Ross Todd authored an article for ALM Law reporting how the Federal Circuit heard “arguments at law schools and courthouses around the San Francisco Bay Area this week.” As an example, Todd explains that “Judges Timothy Dyk, Raymond Chen and Kara Stoll heard oral arguments in three patent cases Tuesday on the campus of UC Berkeley School of Law.” Todd explains how hearing appeals in California is an effort to “meet its statutory requirement to provide ‘reasonable opportunities to citizens to appear before the court’ and reinforces its national jurisdiction.”
Jeffrey Depp submitted an article to IP Watchdog highlighting “the intense debate over restoring injunctive relief for patent holders,” noting how “two different camps within the pro-strong-patent rights community have emerged.” According to Depp, “Corporate innovators and their supporters prefer the ‘Realizing Engineering, Science, and Technology Opportunities by Restoring Exclusive Patent Rights Act of 2024’ (RESTORE Act),” while “small innovators prefer the injunction fixes set forth in the Restoring America’s Leadership in Innovation Act of 2024 (RALIA).” Depp explains that a central concern is whether RESTORE “abrogates the Supreme Court’s decision in eBay Inc. v. MercExchange, L.L.C.”
Michael Shapiro filed an article with Bloomberg Law discussing yesterday’s oral argument in Lynk Labs, Inc. v. Samsung Electronics Co., a case addressing whether inter partes review proceedings may consider abandoned patent applications published after the filing date of a patent under review. According to Shapiro, Judge Prost “called one of the statutes governing the critical date for prior art abandoned patents ‘confusing’ and said Lynk Labs’ argument ‘had some heft,'” while Judges Lourie and Start “expressed reservations about upending the PTO’s longstanding practice.” We will post our argument recap next week.

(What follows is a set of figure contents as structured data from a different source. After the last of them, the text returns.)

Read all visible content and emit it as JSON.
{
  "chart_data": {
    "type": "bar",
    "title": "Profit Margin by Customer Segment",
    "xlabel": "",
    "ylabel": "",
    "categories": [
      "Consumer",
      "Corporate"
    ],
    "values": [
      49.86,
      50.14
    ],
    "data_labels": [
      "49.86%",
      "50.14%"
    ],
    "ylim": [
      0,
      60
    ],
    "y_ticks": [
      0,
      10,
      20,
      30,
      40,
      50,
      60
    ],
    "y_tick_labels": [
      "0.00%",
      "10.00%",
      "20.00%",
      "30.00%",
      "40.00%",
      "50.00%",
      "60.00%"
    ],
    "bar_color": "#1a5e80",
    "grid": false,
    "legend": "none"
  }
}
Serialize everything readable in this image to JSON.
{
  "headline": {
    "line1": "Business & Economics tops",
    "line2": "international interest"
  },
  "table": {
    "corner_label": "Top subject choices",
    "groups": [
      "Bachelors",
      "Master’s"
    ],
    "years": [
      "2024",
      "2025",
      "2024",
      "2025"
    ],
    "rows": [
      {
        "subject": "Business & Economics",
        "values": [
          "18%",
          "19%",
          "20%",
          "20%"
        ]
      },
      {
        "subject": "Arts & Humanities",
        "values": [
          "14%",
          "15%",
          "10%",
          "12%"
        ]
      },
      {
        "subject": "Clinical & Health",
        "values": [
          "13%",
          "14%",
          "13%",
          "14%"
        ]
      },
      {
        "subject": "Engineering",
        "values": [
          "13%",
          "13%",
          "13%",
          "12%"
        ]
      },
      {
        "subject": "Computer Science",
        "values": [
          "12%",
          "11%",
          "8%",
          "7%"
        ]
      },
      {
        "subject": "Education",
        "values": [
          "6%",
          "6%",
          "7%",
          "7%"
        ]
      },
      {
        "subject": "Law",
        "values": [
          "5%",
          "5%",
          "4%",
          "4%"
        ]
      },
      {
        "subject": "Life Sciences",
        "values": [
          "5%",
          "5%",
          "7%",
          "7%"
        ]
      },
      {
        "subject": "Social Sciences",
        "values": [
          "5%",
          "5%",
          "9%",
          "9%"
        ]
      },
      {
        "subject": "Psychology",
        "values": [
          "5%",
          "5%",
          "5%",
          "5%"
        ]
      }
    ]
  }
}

Dennis Crouch authored a blog post for PatentlyO discussing how the Patent Office “recently terminated proceedings in approximately 3,100 patent applications due to the fraudulent use of a practitioner’s signature.” According to Crouch, “[t]his mass termination, announced on October 2, 2024, stems from an investigation that uncovered misconduct involving the unauthorized use of a registered patent agent’s electronic signature,” where the affected applicants were “almost all Chinese companies.” Crouch suggests that, “[w]hile the USPTO’s actions aim to protect the integrity of the patent system, they have also raised concerns among some practitioners and applicants who represent foreign applicants.”